It’s always amusing to see what excuses come up when a film flops. If it’s not a festival or a cricket match, then it’s the weather, exams, vacations or, inadequate promotion. For Game and Thank You, which had everything going for them, the lack of promotion excuse does not work. Both were pushed and marketed aggressively, and were expected to be hits.
The actors were giving interviews on how great the films were (and better judgment was expected from Irrfan Khan), the promos were all over, and there must be no moviegoer in the country who did not have every detail about the films. Today, every film opens with tremendous pre-release hype, and God help it if it can’t live up to it. The rejection of the film is swift and brutal. Within seconds of the first show, Twitter and Facebook can kill any film that word-of-mouth may have spared.

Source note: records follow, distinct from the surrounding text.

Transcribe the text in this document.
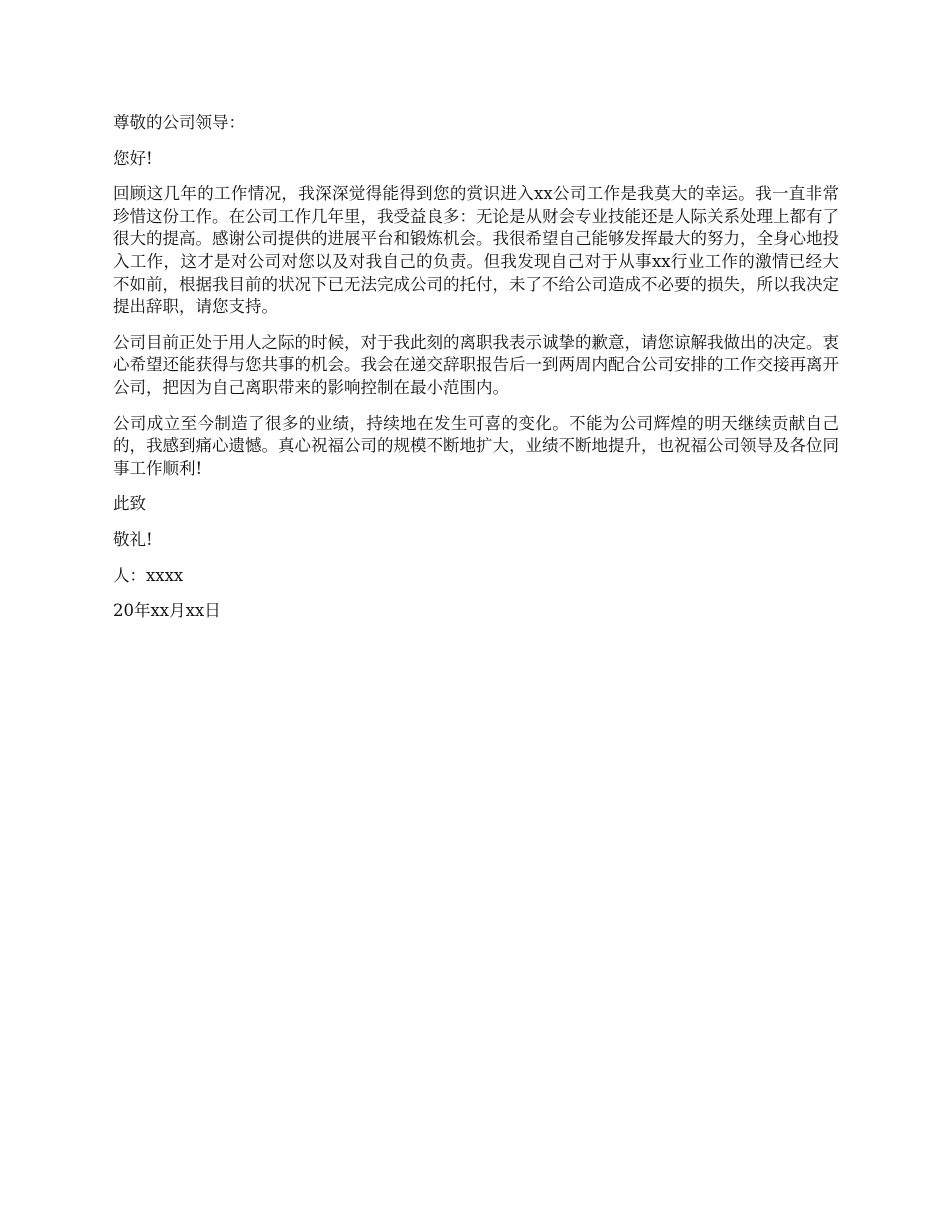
尊敬的公司领导：

您好!

回顾这几年的工作情况，我深深觉得能得到您的赏识进入xx公司工作是我莫大的幸运。我一直非常珍惜这份工作。在公司工作几年里，我受益良多：无论是从财会专业技能还是人际关系处理上都有了很大的提高。感谢公司提供的进展平台和锻炼机会。我很希望自己能够发挥最大的努力，全身心地投入工作，这才是对公司对您以及对我自己的负责。但我发现自己对于从事xx行业工作的激情已经大不如前，根据我目前的状况下已无法完成公司的托付，未了不给公司造成不必要的损失，所以我决定提出辞职，请您支持。

公司目前正处于用人之际的时候，对于我此刻的离职我表示诚挚的歉意，请您谅解我做出的决定。衷心希望还能获得与您共事的机会。我会在递交辞职报告后一到两周内配合公司安排的工作交接再离开公司，把因为自己离职带来的影响控制在最小范围内。

公司成立至今制造了很多的业绩，持续地在发生可喜的变化。不能为公司辉煌的明天继续贡献自己的，我感到痛心遗憾。真心祝福公司的规模不断地扩大，业绩不断地提升，也祝福公司领导及各位同事工作顺利!

此致

敬礼!

人：xxxx

20年xx月xx日
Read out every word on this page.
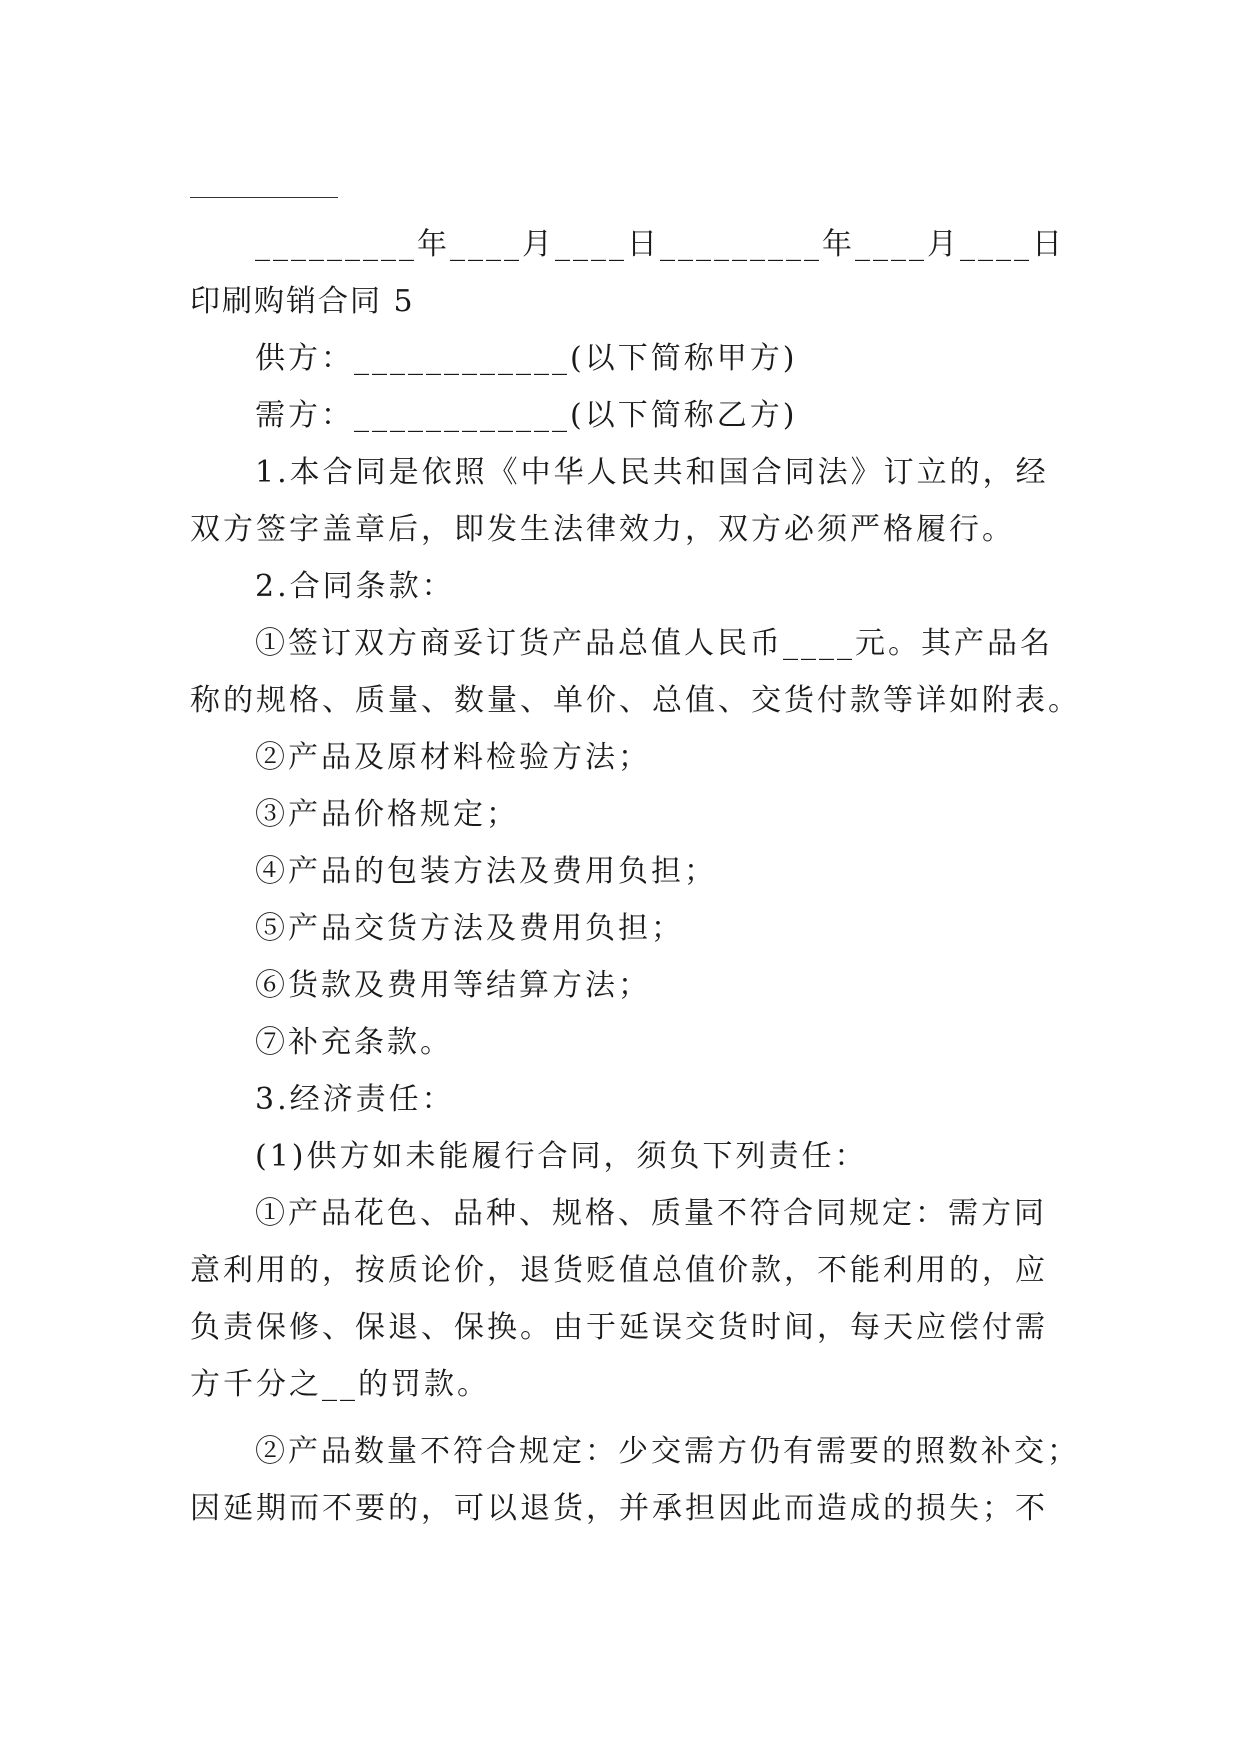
_________年____月____日_________年____月____日
印刷购销合同 5
供方：____________(以下简称甲方)
需方：____________(以下简称乙方)
1.本合同是依照《中华人民共和国合同法》订立的，经
双方签字盖章后，即发生法律效力，双方必须严格履行。
2.合同条款：
①签订双方商妥订货产品总值人民币____元。其产品名
称的规格、质量、数量、单价、总值、交货付款等详如附表。
②产品及原材料检验方法；
③产品价格规定；
④产品的包装方法及费用负担；
⑤产品交货方法及费用负担；
⑥货款及费用等结算方法；
⑦补充条款。
3.经济责任：
(1)供方如未能履行合同，须负下列责任：
①产品花色、品种、规格、质量不符合同规定：需方同
意利用的，按质论价，退货贬值总值价款，不能利用的，应
负责保修、保退、保换。由于延误交货时间，每天应偿付需
方千分之__的罚款。
②产品数量不符合规定：少交需方仍有需要的照数补交；
因延期而不要的，可以退货，并承担因此而造成的损失；不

It’s a strange kind of trap. There must be filmmakers (and the rare actor) who just want to release their films with minimum fuss and let their work do the talking. However, with so many print publications and their supplements, websites and TV channels looking for film based material to stuff in, it has become mandatory for producers, director, actors, composers and anyone remotely quotable associated with a film to have a mike shoved under their chins and be barraged with questions. It is inevitable that they put their foot (feet?) into their mouths while bragging about their ‘masterpieces’.
Earlier, people used to see the ‘Coming Soon’ ads in the papers and wait for films by their favourite directors and stars, today they are deluged by the ‘buzz’. They see on TV songs shot specially at exotic locations to make promos look good, stars appear on popular TV shows to promote their new films; audiences watch ‘Making of’ shows on TV in which everyone brags about how great a film they have made and how different it is from the usual Bollywood product.

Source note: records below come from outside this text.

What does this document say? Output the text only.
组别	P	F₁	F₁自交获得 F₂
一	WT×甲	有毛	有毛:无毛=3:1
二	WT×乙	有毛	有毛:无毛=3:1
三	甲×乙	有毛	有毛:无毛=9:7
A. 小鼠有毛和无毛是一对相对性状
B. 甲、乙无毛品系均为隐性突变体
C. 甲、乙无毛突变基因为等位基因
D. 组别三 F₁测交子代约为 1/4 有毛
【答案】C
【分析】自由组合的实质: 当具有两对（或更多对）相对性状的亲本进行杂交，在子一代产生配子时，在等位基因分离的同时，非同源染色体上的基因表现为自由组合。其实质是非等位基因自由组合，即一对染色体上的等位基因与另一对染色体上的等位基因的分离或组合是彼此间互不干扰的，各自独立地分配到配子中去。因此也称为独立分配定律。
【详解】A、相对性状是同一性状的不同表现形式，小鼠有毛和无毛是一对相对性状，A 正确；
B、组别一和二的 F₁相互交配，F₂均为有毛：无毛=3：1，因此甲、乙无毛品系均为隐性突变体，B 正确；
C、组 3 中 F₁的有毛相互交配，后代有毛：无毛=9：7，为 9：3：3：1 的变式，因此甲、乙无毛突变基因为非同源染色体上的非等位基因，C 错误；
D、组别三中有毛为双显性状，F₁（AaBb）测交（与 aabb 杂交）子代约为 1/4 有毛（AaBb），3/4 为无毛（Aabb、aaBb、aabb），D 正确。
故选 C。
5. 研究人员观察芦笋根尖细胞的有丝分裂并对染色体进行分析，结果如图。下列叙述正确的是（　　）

They show some clips and songs, do some mutual backslapping and try to look all excited and nervous. If they are good actors they succeed, or their excitement looks phoney.
One can, of course, see it from the stars’ point of view. There are just so many really good projects going around, so unless they are Aamir Khan they can’t sit around twiddling their thumbs waiting for the perfect role. And if they do take on what is offered to them, they are obliged to defend it and plug it for all they are worth. So, the same quotes, the same pictures, the same sound bytes are recycled for days on end—till the curiosity is whipped up to a frenzy, or all the mystery about a film is destroyed.
It is sad to see egos deflate so publicly every Friday. And nobody can take failure—especially when a few days earlier, they were all over the media and on top of the world! Journos can also be as cruel to flop directors and stars as they are obsequious to successful ones. Invariably the question “why didn’t the film work?” will be asked and all but the most sensible and mature will first deny that the film was a flop and then find someone or something to blame.